Gables Montessori Blog


Maria Montessori considered the generally accepted idea of gymnastics as inadequate because common schools make children follow definite ordered movements given in the form of commands. She thought that such exercises repress spontaneous movements and impose others. For her, gymnastics and in general muscular education consist of a series of exercises tending to aid the normal development of physiological movements (such as walking, speech, breathing). The muscular education is that one that teaches the child those movements which are useful in the achievement of the most ordinary acts of life; such as dressing, undressing, buttoning their clothes and lacing their shoes, carrying such objects as balls, cubes, etc. The crucial age to do this is between three and six years.

Walking should be a priority in the physical activity of students.

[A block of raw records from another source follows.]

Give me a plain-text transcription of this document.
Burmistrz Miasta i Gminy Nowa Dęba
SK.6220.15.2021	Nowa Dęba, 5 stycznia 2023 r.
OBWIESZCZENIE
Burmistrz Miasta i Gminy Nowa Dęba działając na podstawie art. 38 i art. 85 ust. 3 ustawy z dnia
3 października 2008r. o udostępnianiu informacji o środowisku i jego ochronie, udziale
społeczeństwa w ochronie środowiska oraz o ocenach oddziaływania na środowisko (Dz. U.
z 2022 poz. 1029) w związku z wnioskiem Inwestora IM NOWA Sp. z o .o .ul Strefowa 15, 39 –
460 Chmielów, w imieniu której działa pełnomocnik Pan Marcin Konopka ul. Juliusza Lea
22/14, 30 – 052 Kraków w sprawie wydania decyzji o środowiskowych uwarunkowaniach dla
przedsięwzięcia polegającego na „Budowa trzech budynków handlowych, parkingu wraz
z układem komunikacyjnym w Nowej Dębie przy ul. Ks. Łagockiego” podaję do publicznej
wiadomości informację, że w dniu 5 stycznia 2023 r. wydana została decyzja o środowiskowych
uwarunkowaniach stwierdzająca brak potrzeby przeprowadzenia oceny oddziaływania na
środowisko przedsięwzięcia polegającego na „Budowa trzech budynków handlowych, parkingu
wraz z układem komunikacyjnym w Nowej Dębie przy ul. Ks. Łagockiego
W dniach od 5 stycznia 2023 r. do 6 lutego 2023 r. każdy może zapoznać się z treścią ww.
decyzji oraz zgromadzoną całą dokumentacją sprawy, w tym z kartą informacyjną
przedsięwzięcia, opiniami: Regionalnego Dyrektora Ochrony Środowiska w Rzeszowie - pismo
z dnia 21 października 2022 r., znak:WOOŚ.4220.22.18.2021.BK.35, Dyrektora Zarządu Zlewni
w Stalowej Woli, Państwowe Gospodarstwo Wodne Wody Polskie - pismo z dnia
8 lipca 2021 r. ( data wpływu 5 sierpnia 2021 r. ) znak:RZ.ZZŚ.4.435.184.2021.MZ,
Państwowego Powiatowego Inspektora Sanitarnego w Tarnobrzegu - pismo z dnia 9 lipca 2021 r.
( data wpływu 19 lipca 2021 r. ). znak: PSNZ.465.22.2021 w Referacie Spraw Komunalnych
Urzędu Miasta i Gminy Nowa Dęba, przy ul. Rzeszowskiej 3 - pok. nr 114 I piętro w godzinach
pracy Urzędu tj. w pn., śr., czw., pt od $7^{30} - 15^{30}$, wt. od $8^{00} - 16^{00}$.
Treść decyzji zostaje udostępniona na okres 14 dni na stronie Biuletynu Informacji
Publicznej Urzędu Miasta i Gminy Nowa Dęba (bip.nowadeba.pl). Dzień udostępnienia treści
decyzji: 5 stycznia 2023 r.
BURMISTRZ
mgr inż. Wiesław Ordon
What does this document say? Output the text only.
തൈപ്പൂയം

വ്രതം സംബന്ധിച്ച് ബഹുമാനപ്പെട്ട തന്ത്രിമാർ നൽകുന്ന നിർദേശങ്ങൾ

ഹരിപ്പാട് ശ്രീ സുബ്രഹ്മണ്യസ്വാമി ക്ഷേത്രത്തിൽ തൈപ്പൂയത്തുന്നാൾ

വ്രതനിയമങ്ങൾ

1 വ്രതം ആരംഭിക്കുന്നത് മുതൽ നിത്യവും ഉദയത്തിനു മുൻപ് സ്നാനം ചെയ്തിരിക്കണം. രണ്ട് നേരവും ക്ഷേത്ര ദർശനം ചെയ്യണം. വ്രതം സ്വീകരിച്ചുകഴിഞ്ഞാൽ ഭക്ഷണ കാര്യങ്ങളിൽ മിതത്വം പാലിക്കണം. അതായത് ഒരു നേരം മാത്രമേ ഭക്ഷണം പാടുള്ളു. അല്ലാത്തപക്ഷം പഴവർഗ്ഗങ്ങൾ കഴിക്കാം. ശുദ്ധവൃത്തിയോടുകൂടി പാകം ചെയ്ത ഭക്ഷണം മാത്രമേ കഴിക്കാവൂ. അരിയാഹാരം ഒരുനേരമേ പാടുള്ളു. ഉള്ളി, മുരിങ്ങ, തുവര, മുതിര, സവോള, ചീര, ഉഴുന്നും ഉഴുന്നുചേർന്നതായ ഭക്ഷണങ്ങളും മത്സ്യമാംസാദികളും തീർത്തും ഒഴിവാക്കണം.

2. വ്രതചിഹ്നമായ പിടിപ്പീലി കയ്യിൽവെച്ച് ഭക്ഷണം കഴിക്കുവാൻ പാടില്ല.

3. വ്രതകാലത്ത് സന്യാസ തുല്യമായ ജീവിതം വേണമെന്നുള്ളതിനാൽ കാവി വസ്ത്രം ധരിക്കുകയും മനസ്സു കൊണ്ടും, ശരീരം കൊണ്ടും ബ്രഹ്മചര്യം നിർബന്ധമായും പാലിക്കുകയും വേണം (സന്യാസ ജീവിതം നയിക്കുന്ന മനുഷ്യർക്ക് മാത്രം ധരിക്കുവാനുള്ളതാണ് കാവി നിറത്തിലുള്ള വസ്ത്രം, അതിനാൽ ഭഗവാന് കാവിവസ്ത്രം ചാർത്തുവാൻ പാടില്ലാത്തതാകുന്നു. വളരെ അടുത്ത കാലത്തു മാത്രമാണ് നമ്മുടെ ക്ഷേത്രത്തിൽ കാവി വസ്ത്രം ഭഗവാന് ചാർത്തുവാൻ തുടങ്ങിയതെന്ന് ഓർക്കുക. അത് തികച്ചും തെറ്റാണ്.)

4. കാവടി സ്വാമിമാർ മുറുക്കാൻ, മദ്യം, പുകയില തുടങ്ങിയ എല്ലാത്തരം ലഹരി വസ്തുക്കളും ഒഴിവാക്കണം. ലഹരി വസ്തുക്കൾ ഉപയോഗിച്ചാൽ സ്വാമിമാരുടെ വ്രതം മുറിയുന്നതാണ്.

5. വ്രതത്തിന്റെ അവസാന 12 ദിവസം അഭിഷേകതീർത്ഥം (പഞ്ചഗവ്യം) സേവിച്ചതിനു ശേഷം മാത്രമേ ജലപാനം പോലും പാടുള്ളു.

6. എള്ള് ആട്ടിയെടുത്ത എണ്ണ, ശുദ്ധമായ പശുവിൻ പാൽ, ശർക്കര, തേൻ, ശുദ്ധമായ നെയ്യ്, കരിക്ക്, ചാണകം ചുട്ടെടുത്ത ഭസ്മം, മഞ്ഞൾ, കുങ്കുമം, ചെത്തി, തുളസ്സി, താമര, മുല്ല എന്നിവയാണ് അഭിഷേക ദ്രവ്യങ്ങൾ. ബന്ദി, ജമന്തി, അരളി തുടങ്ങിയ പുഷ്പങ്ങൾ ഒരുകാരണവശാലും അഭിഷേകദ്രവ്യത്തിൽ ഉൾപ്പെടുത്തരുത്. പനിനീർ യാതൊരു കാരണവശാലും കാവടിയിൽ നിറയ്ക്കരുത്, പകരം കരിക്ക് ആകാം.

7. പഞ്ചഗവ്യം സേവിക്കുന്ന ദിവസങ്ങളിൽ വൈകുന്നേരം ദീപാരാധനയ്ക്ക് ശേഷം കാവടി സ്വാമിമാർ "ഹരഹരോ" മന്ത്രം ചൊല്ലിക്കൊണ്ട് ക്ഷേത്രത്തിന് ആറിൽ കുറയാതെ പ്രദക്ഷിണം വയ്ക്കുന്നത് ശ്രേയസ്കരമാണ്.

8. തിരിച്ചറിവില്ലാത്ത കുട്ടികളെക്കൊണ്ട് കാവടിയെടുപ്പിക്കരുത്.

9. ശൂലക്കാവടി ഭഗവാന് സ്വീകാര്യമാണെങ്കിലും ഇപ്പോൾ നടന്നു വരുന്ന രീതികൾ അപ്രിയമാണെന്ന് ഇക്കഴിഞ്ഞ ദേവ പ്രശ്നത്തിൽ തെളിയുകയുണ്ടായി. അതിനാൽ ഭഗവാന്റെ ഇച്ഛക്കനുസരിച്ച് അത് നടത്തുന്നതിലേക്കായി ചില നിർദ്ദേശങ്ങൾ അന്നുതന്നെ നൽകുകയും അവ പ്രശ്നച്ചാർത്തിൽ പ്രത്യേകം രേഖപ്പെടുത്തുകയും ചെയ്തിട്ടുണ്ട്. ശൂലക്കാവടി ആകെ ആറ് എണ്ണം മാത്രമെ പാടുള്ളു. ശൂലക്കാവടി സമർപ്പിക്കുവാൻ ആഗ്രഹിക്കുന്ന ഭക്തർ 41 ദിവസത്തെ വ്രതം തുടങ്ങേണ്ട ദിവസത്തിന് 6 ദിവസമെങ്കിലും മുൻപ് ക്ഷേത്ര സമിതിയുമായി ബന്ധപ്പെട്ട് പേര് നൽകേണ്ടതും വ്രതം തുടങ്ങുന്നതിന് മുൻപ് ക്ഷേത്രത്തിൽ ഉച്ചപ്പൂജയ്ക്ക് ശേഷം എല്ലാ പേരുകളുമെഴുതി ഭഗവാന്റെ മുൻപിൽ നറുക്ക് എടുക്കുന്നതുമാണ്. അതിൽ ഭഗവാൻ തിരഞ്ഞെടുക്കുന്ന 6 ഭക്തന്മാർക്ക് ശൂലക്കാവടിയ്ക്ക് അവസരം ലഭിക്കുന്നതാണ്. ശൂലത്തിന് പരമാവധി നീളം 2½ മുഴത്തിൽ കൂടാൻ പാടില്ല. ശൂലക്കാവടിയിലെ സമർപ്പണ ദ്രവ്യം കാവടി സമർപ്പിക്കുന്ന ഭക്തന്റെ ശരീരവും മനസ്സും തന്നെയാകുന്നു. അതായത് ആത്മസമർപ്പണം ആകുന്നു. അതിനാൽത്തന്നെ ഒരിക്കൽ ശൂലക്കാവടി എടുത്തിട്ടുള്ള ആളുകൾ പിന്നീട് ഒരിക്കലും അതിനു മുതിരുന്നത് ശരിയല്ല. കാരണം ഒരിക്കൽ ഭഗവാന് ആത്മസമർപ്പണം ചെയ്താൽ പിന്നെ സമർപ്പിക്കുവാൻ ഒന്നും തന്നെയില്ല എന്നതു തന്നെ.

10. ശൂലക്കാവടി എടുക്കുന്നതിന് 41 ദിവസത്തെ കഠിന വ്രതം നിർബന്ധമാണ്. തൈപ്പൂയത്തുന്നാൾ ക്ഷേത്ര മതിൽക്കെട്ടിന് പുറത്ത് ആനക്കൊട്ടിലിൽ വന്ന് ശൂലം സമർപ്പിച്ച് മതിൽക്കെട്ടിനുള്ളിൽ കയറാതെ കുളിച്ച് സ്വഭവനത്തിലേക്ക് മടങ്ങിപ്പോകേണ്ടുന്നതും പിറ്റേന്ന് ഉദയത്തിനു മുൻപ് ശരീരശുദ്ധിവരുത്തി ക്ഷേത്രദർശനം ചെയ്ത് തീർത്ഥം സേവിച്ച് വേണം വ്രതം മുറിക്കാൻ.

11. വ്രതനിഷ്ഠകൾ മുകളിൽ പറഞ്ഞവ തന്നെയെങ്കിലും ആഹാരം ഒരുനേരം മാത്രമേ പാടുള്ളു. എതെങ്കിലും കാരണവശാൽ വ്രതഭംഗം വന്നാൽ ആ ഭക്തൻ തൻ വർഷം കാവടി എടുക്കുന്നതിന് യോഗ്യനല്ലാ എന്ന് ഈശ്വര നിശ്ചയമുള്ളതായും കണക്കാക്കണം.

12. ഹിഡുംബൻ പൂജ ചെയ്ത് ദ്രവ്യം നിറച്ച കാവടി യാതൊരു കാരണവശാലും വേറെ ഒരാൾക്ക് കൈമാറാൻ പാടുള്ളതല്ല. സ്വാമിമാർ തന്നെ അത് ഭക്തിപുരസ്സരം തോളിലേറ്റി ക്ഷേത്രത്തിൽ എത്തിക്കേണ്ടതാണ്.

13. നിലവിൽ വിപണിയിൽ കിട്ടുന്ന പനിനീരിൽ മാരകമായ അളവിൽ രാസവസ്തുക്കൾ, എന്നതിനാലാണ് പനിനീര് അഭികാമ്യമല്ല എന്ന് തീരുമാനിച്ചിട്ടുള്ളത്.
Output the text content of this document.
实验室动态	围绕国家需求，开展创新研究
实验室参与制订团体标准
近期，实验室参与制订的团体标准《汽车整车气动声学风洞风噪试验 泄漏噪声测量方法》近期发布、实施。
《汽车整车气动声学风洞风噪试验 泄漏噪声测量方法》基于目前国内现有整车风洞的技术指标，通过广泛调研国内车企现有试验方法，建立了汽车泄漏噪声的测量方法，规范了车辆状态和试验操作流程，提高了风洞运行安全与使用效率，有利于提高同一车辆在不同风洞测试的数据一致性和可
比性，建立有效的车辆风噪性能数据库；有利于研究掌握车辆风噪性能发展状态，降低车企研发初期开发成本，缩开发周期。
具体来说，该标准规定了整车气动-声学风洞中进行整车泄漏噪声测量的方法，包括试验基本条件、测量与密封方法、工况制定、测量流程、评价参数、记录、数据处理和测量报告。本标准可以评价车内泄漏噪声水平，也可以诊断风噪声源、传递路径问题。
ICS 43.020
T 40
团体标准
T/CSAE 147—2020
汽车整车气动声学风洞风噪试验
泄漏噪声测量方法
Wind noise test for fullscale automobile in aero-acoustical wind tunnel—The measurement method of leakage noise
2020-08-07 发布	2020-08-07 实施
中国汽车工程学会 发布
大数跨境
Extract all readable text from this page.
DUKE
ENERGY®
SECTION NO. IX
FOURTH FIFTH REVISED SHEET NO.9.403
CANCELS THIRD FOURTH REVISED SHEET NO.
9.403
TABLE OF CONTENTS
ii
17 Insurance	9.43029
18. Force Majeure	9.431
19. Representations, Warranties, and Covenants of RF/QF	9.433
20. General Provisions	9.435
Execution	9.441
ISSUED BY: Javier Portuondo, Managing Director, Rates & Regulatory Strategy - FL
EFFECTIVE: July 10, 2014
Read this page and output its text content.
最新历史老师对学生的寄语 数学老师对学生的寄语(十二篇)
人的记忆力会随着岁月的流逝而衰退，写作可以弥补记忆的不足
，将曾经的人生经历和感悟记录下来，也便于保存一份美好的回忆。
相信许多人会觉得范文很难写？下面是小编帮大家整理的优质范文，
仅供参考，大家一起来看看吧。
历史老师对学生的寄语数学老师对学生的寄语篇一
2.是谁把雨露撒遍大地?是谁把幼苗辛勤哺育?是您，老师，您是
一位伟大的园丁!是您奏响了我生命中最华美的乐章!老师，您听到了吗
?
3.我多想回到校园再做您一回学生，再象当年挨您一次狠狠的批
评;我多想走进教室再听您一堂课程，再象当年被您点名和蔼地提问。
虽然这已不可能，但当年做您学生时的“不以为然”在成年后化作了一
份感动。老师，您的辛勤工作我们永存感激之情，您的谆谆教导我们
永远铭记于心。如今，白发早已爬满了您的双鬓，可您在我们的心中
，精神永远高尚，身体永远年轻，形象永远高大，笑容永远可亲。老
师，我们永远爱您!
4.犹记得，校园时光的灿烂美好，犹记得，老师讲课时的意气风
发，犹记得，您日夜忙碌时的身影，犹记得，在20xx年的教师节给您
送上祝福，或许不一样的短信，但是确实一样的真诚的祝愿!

Montessori proposes this practice inside the gym and especially outside, in the garden of the school, also she thought of a system with a road designed with a central perimeter fence where young children can rest in seats or better and if possible a fence for climbing where the smallest can support her legs dangling, swinging them.

For gymnastics Maria Montessori considered necessary having apparatus, one of them the trampoline, invented by Séguin to develop the lower limbs, and especially to strengthen the articulation of the knee in weak children. This is a kind of swing with a very wide seat hung from strong cords. The goal is to strengthen the child´s limbs making him pressing his feet in pushing himself back and forth in the swing.

Other important and amusing piece of gymnastic is “The Pendulum” a game which may be played by one child or by several. This consists of rubber balls hung on a cord that can be sending from one to another, helping the arms and the spinal column. The Pendulum helps also the visual coordination by calculating the distance of bodies in motion.

“The Cord” another game, consists of a line, drawn on the earth with chalk. This helps to direct the free movements of children in a given direction.

The free gymnastics are also considered by Montessori Method. Such gymnastics without any apparatus are divided in two classes: directed and required exercises, and free games. In the first class, she recommended the march that could be introduced accompanied with the singing of little songs, as a breathing exercise that reinforces the lungs. In the free games, children play with balls, hoops, bean bags and kites.

The educational gymnastics include two series of exercises which form a part of other school work, as, for instance, the cultivation of the earth, the care of plants and animals. These activities need coordinated movements, the scattering of minute objects, for example, such as corn and oats and also the exercise of opening and closing the gates to the garden.

In the respiratory gymnastics, the respiratory movements are regulated, that is, children are trained in the art of breathing. These exercises help to the correct formation of the child’s speech habits. Some of these movements are: to breathe deeply, lift the shoulders rapidly, lowering the diaphragm or expel breath slowly, lowering shoulders slowly, returning to normal position. These respiratory gymnastics prepare the organs used in the formation of language.